If I had to choose between the two, I’d have to go with Ride in the Whirlwind. The Shooting is fine, and as the pioneer of the totally-not-real acid western subgenre has the bigger legacy, but Whirlwind is the more well-rounded film. There’s a nice balance of action and suspense, and there’s an easy to follow arc in the friendship between our two main characters Wes and Verne (Cameron Mitchell. I don’t think it’s enough to blow anybody away, I mean it’s like the western is an unproven concept in cinema, but then it wasn’t meant to be. It was a budget movie that was popped out because they had the time and inclination, and the main reason people would even bother to seek it out is because a young Jack Nicholson is in the credits. It’s still a competently made movie however, and if the only reason people would remember it is because Nicholson is in the credits, it’s much better to be a Ride in the Whirlwind then, say, The Terror.

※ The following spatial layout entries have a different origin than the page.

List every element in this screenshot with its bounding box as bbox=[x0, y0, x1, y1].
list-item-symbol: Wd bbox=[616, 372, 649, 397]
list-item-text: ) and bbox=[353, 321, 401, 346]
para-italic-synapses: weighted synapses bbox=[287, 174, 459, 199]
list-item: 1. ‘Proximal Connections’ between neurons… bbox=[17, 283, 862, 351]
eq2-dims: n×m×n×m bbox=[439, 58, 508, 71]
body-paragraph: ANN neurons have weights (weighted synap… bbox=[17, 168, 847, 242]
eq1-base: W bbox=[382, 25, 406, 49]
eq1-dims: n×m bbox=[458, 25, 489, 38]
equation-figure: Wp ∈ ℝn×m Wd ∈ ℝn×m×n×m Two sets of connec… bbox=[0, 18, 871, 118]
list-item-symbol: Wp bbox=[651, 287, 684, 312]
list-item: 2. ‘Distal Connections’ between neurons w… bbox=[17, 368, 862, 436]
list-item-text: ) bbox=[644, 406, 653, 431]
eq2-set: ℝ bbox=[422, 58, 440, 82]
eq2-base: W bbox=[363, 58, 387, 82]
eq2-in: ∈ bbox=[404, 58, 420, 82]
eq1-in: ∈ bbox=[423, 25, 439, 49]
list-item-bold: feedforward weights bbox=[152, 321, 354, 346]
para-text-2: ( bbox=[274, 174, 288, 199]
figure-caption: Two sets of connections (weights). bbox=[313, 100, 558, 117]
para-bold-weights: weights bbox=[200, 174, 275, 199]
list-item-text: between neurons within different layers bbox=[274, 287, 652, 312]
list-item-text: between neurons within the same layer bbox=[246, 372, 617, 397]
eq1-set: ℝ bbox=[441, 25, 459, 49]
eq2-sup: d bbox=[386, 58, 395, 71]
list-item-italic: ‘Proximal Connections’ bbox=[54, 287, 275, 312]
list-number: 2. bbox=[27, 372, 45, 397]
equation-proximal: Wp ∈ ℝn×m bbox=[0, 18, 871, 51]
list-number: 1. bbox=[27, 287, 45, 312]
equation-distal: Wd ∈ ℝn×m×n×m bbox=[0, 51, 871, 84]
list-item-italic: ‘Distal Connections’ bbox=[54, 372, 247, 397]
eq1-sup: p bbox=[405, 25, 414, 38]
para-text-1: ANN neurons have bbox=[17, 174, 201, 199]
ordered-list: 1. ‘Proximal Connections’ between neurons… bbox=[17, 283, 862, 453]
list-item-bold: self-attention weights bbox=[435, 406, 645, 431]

Ride in the Whirlwind gets the recommendation. While it doesn’t have the gimmicks that I usually use to justify putting non-horror, non-sci-fi in the Marathon, it’s also better than several movies I’ve inducted that did fit the criteria. Slip it into a double feature with The Shooting as it was meant to be, or if you’re feeling especially like a 60 year old man, just watch it straight. Not a bad way to spend a night.